Plant, Animal & Microbe Genomes X Conference

January 12-16, 2002
Town & Country Convention Center
San Diego, CA

Poster: Genome Sequencing & ESTs
          

ISOLATION OF DISEASE RESISTANCE GENE ANALOGS IN ITALIAN RYEGRASS

¹ Forage Crop Research Institute, Japan Grassland Farming & Forage Seed Association, 388-5 Higashiakada, Nishinasuno, Tochigi 329-2742, Japan

² Yamaguchi Agricultural Experiment Station, 1419 Oouchi-mihori, Yamaguchi, Yamaguchi 753-0214, Japan

The large-scale cloning of resistance gene analogs (RGAs) was attempted in Italian ryegrass. Total DNA was extracted from mature leaf of Italian ryegrass by CTAB method, and then used for PCR template DNA. Primer design and PCR amplification were carried out according to Collins et al.(1998). PCR products were fractionated by 1.5% agarose gel electrophoresis, and expected size of DNA fragments (300-500bp) were extracted from the gel.

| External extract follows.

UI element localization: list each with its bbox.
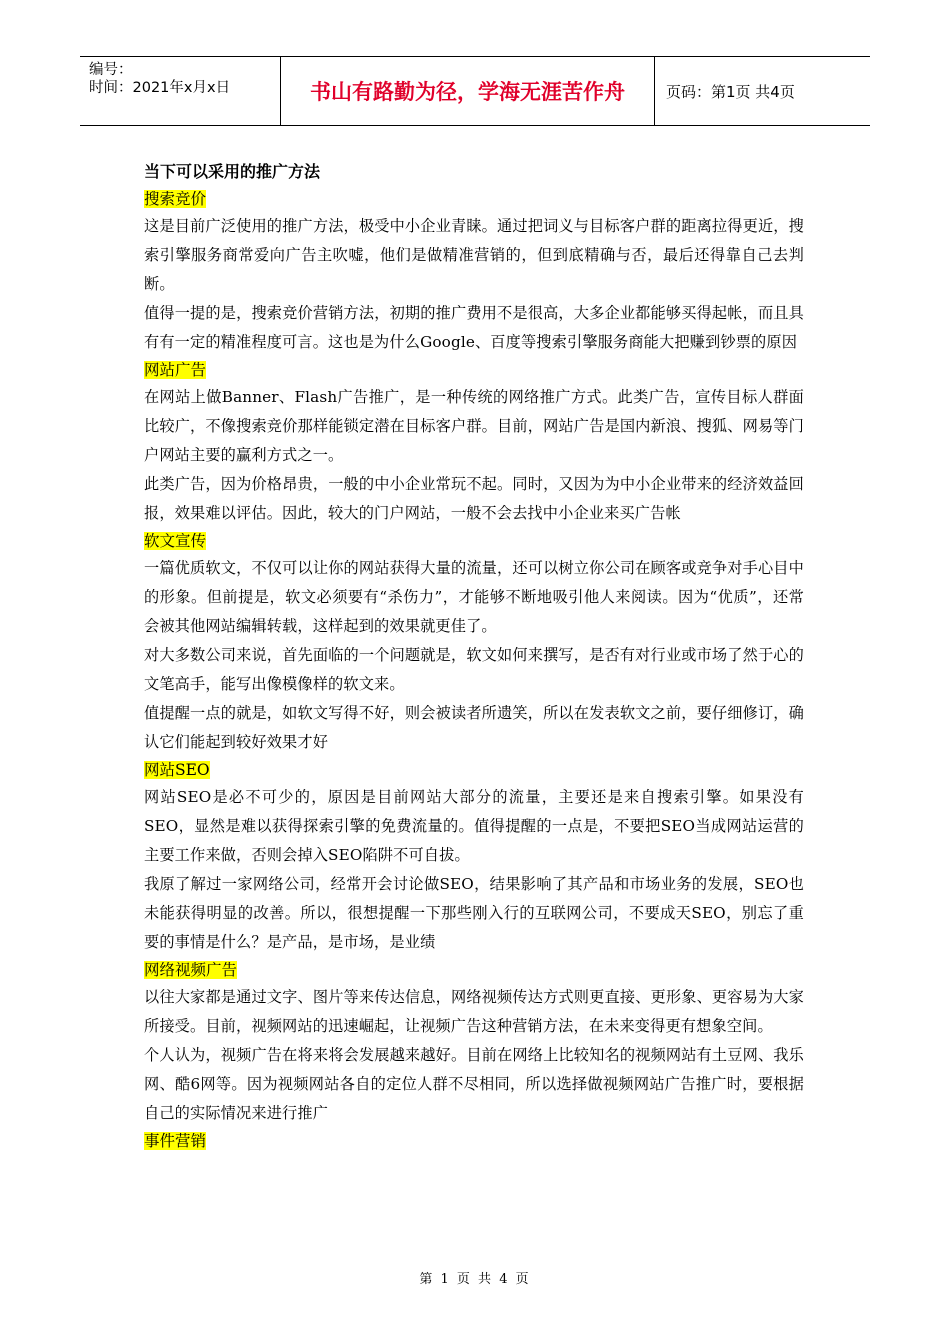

After TA cloning of the purified DNA fragments, PCR clones were picked up at random, and subjected to one pass sequencing for sequence similarity search with public database. To date we have sequenced 12,000 clones and succesfully obtained 79 unique sequences which have shown sequence similarity to known NBS-LRR type proteins in current data base. The additional sequencing will be done up to 24,000 clones with different primer sets reported by others. Our data and resource will facilitate genomics research of disease resistance in Italian ryegrass.